Sometimes this Sunday has been called Scripture Sunday on account of the great Collect for the day. Composed by Archbishop Thomas Cranmer, it expresses a wonderful theology of revelation, of apocalypse we might say. It says something profound about the witness of the Scriptures and about our attitude and disposition of mind towards what we hear and read in the Scriptures. God, he is saying, has “caused all holy Scriptures to be written for our learning.” He is quoting Paul in his Letter to the Romans, explicitly mentioned in the Epistle reading for the day. “Whatsoever things were written aforetime were written for our learning” Paul says.

Paul is referring to the writings of the Jewish Scriptures, what we call the Old Testament, but by extension what he is saying about the things which are written extends to the entire corpus of the Scriptures for Christians. It includes, ultimately, what Paul himself is writing.

The challenge is about what is to be learned from the witness of the Scriptures and here Cranmer spells out what Paul, too, is saying. As Paul puts it, the purpose of the Scriptures and our learning from them is “that we through patience and comfort of the Scriptures might have hope.” Hope – hope for something better – is one of the leading features of the Advent season that connects with joy and peace, two other features of this season. Paul’s prayer is that “the God of hope will fill you with all joy and peace in believing, that ye may abound in hope.” Cranmer has taken these words to heart.

His prayer is “that we may in such wise hear them, read, mark, learn, and inwardly digest them.” This articulates an approach to reading which is altogether admirable, profound, and meaningful because of the purpose or end of what is revealed; “that by patience and comfort of thy holy Word, we may embrace and ever hold fast the blessed hope of everlasting life.”

“By patience and comfort of thy holy Word,” not merely fearful judgment that paralyzes and destroys us, shall we find our hope, and our joy, and our peace. This signals to us the deeper meaning of the apocalypse. It is about God’s revelation of himself to us. That necessarily means as well the revelation of ourselves, the unveiling of the hidden things of our hearts, “men’s hearts failing them for fear”. Light and darkness, we might say. The Scriptures are “God’s word written,” and they are written for our learning, for our good.

It is about everlasting life.

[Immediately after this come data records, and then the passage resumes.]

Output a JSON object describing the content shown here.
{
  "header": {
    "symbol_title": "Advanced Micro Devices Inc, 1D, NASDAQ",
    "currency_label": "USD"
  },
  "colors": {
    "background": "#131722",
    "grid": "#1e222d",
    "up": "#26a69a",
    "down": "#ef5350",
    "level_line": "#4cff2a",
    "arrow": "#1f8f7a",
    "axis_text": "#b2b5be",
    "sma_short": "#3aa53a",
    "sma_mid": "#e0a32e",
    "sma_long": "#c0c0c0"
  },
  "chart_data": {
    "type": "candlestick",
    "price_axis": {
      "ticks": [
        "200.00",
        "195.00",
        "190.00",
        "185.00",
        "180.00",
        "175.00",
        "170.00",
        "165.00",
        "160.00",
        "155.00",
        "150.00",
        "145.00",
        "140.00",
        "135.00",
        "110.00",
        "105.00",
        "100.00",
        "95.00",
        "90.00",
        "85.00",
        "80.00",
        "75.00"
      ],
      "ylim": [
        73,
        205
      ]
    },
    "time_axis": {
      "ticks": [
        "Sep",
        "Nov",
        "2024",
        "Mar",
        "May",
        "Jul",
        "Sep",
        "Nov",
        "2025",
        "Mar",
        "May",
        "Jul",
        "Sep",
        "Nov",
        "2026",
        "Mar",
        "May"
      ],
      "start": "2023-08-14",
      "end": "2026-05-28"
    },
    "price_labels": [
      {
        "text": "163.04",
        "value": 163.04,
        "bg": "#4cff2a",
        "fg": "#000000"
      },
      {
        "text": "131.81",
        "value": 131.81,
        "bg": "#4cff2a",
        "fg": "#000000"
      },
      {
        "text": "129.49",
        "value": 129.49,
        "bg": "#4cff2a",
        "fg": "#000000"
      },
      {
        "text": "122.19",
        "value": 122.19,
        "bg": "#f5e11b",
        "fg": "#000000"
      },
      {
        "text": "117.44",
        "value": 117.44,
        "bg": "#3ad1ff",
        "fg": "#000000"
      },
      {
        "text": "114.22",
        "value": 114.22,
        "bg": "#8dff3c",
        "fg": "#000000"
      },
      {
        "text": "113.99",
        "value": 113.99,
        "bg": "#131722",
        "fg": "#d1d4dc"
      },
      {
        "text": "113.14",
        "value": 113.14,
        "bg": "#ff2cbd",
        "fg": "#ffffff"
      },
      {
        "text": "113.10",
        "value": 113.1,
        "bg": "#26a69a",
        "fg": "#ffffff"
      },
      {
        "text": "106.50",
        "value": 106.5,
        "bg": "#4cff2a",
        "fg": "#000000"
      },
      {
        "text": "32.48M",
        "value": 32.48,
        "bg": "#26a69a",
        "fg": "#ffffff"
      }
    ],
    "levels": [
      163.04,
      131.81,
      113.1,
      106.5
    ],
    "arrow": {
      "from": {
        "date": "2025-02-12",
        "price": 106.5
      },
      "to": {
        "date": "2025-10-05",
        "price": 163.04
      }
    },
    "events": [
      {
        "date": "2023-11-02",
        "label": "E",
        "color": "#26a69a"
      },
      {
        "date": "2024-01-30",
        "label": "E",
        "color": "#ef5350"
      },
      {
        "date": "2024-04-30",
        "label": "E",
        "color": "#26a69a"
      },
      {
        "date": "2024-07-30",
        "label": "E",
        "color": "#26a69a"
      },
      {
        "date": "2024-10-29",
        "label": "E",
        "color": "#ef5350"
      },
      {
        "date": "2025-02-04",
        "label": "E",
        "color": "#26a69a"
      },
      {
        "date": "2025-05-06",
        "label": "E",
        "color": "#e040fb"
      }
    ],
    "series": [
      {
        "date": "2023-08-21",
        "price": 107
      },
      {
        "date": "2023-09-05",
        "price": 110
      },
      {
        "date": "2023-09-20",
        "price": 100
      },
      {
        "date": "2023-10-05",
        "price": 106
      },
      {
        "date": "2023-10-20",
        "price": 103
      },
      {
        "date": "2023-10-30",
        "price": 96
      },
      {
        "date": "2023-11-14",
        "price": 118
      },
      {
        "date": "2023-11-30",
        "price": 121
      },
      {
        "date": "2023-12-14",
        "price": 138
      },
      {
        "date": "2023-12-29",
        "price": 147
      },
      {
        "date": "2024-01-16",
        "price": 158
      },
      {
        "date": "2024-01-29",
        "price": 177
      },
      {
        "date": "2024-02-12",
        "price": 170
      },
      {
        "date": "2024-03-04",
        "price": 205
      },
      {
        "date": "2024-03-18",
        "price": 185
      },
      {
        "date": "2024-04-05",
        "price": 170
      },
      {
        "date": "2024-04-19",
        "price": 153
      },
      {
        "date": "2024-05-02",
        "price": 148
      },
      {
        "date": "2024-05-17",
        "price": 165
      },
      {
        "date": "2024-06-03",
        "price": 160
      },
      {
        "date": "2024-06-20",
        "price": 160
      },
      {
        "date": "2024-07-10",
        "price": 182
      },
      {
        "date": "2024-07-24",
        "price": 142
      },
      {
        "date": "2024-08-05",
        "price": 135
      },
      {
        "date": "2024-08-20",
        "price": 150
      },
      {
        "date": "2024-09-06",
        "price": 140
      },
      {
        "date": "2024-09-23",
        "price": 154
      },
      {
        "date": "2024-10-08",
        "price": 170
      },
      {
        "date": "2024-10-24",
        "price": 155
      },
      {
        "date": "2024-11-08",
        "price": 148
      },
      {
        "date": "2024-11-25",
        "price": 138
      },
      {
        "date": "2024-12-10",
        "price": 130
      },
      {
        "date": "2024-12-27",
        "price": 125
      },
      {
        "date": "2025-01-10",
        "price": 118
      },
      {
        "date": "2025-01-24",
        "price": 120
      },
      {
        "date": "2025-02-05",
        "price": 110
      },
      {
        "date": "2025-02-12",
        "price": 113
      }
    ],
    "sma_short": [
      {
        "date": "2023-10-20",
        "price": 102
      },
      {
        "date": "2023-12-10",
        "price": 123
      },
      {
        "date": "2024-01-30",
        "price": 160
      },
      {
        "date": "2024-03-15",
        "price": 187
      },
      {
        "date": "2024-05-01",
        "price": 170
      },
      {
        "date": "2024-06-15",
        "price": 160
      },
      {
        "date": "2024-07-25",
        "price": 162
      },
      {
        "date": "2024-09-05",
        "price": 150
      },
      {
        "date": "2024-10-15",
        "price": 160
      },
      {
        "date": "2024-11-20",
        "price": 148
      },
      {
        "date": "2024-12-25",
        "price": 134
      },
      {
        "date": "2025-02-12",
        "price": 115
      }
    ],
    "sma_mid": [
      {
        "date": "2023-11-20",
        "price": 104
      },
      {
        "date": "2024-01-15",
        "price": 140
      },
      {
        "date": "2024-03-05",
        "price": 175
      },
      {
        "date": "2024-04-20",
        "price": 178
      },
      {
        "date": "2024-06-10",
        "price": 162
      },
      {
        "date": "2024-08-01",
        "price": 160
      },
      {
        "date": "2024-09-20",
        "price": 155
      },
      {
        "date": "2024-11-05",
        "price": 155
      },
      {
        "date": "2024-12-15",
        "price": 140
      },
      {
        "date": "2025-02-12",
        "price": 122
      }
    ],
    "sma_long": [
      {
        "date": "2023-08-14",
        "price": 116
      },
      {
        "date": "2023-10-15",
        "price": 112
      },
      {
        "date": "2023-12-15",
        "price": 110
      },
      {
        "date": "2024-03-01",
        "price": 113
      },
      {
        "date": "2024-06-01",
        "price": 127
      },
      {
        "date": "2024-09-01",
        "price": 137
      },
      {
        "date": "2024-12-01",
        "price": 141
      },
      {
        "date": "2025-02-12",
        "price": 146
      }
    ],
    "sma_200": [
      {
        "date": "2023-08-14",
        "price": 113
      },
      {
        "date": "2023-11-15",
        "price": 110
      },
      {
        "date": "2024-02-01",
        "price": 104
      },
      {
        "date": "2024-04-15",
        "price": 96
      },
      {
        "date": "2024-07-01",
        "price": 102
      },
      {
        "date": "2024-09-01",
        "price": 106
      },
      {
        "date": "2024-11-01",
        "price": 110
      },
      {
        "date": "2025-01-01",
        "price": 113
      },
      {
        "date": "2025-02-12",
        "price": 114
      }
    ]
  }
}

What we hear and see in the witness of the Scriptures places us with the God of everlasting life. We are more than the prisoners of time and space, more than a collection of accidents waiting to happen, more than the mere victims of circumstance and happenstance, more than the darkness of our sins and wickedness. Through the witness of the Scriptures we are granted a perspective on eternity, about our end with God.

Hope leading to joy and peace. That is the point. And it is apocalypse now and always. The hope for something better challenges us to be better people. For that is what we have to want for ourselves and for one another.

Advent is the wondrous pageant of Word and Song signalling the presence of God with us in Jesus Christ. It is always judgment but the judgment is hope. Something of God’s good will for our humanity and our world is revealed in his word. Everything else shall pass away, for that is its character, “but my words,” Jesus says, “shall not pass away.” Therein lies our hope and our joy and our peace. Our end is with God who is endless life, our hope and comfort.

“Heaven and earth shall pass away; but my words shall not pass away.”